Abstract Flexible Organic Field-Effect Transistors (OFETs) constitute nowadays a highly promising field of the organic and printed electronics due to their multiple applications (flexible displays, sensors etc.). However, their cost-effective fabrication by large area Roll-to-Roll compatible printing methods still remains a challenge for their integration to commercial products. In this work, the moderate speed (1 m/min) process of the flexible cross-linked Poly(4-vinyl phenol) (PVP) polymer gate dielectric layer was carried out by integrating a slot-die method that mimics the Roll-to-Roll (R2R) coating conditions, in combination to an airbrush spray method for the solution-processing of the 6,13-bis(triisopropylsilylethynyl)-pentacene (TIPS-PEN) organic semiconductor. Particularly, the PVP dielectric was slot-die-coated over a 90 × 15 cm2 substrate, while subsequently the TIPS-PEN semiconductor was sprayed onto the 15 × 20 mm2 cPVP-patterned plastic substrates. Α surface investigation study on the well-formed slot-die-coated cPVP strips was conducted, revealing desirable dielectric film topography as a result of the good control over the coating process. A detailed analysis of the cPVP thickness evolution along the 90 × 1.3 cm2 patterned stripe, was carried out. The morphological analysis of the sprayed TIPS-PEN layer over the cPVP film revealed well-organized large crystalline domains across the channel area, as a result of the sufficient crystallization time and the excellent cPVP surface morphology.
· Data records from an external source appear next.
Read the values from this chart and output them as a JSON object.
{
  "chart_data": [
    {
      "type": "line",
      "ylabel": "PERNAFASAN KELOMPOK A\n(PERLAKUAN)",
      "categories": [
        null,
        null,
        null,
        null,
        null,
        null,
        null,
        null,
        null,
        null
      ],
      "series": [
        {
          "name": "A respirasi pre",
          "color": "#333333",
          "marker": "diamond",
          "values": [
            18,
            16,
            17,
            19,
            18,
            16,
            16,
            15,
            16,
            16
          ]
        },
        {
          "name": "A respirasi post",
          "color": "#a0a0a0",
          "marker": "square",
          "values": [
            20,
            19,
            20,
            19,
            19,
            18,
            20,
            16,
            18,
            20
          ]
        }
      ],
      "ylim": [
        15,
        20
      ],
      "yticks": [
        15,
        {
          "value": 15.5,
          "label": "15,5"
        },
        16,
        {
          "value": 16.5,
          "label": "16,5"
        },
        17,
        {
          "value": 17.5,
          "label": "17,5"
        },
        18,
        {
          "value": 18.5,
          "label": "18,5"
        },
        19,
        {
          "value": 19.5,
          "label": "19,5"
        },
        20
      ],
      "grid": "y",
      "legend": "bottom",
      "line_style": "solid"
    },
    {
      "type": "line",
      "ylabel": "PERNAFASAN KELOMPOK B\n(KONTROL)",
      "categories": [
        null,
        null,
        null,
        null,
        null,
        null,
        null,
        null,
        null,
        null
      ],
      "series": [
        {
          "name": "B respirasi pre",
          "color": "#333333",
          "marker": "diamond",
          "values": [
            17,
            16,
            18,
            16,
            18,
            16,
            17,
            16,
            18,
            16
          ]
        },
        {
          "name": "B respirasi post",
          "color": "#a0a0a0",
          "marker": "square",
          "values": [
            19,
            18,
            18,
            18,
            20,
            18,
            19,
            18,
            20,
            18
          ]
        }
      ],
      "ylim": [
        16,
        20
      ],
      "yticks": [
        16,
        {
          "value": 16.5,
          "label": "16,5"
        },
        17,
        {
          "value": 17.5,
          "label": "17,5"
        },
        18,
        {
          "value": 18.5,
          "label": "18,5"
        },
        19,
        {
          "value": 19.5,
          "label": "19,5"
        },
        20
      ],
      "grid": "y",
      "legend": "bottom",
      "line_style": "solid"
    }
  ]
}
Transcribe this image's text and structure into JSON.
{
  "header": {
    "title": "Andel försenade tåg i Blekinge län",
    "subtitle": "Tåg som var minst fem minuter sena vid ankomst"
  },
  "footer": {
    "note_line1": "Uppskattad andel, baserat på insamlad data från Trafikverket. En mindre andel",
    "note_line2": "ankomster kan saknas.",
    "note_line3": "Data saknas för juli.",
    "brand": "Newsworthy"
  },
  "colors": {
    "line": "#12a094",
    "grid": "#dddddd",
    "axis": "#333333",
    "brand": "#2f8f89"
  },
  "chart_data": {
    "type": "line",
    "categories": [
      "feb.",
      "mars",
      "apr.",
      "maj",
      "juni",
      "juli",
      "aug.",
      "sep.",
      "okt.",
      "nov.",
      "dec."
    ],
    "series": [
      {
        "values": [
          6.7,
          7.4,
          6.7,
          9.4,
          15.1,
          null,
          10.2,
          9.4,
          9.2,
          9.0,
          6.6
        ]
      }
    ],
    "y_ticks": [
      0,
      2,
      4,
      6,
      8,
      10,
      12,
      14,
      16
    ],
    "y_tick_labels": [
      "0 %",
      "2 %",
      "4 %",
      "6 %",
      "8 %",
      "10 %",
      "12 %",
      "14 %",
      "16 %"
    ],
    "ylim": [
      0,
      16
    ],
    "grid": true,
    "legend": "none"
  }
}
The fabricated bottom gate/top contact flexible OFETs exhibited excellent I-V electrical characteristics with a maximum mobility of 0.21 cm2/V, negligible hysteresis, low threshold voltages (average value of −0.1 V) and on/off current ratios in the range of 103 to >104. These results demonstrate the potentiality of the proposed scalable methods for the large scale fabrication of high performance low-cost OFET devices.